Sebenarnya saksi pidana 12 tahun penjara tersebut tidak sebanding dengan kerugian dan/atau penderitaan yang dialami, baik oleh korban ataupun keluarga korban, namun setidaknya sanksi tersebut dapat menjadi efek jera (shock teraphy) bagi pengemudi lainnya supaya tidak ugal-ugalan dalam mengemudi kendaraan.

Dalam praktiknya, mengenai kecelakan lalu lintas dengan korban meninggal dunia yang disebabkan oleh perbuatan supir yang ugal-ugalan, selain dapat mengguunakan ketentuan UU LLAJ, penegak hukum juga dapat menerapkan atau mengenakan ketentuan Pasal 359 Kitab Undang-Undang Hukum Pidan (KUHP), yaitu mengenai kelalaian yang mengakibatkan orang lain meninggal dunia. 

Contoh kasus dalam penerapan Pasal 359 KUHP ini adalah tuntutuan Jaksa Pentuntut Umum (JPU) pada kecelakaan lalu lintas sebagaimana disebutkan dalam Putusan MA No. 2147/ K/Pid/2010. Dalam putusan yang dikeluarkan tanggal 27 Oktober 2011 ini, berdasarkan kronologisnya diceritakan bahwa terdakwanya merupakan seorang supir mikrobus yang mengemudikan kenderaan dengan kecepatan tinggi, yaitu kurang lebih 70 km/jam dan hendak mendahului kendaraan didepannya. 

Tiba-tiba dari arah yang berlawanan muncul Sepeda tetapi terdakwa pada saat itu tidak membunyikan klakson, lalu kemudian pengendara sepeda terjatuh dan meninggal dunia.Berdasarkan ketentuan UU LLAJ, Pasal 359 KUHP dan Putusan MA tersebut, maka sudah sepantasnya kepada supir angkutan yang ugal-ugalan menyebabkan nyawa penumpang melayang dijatuhi hukuman maksimal sebagai bentuk pertanggung jawaban hukum atas perbuatannya.
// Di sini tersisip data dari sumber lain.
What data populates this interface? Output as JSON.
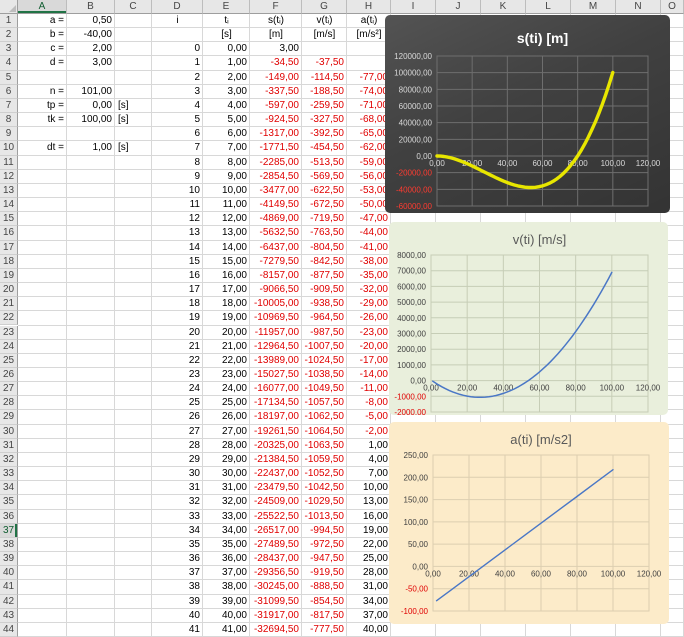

Karena bila diperhatikan secara seksama vidio yang beredar viral di media sosial, sangat jelas kesalahan supir angkot 123 yang menyebrangi lintasan rel Kereta Api, sementara saat itu telah diterapkan portal atau pembatas jalan sebagai tanda bahwa Kereta Api akan lewat.

Sumber : Eka Putra Zakran, SH., MH. Anggota DPC Peradi Medan.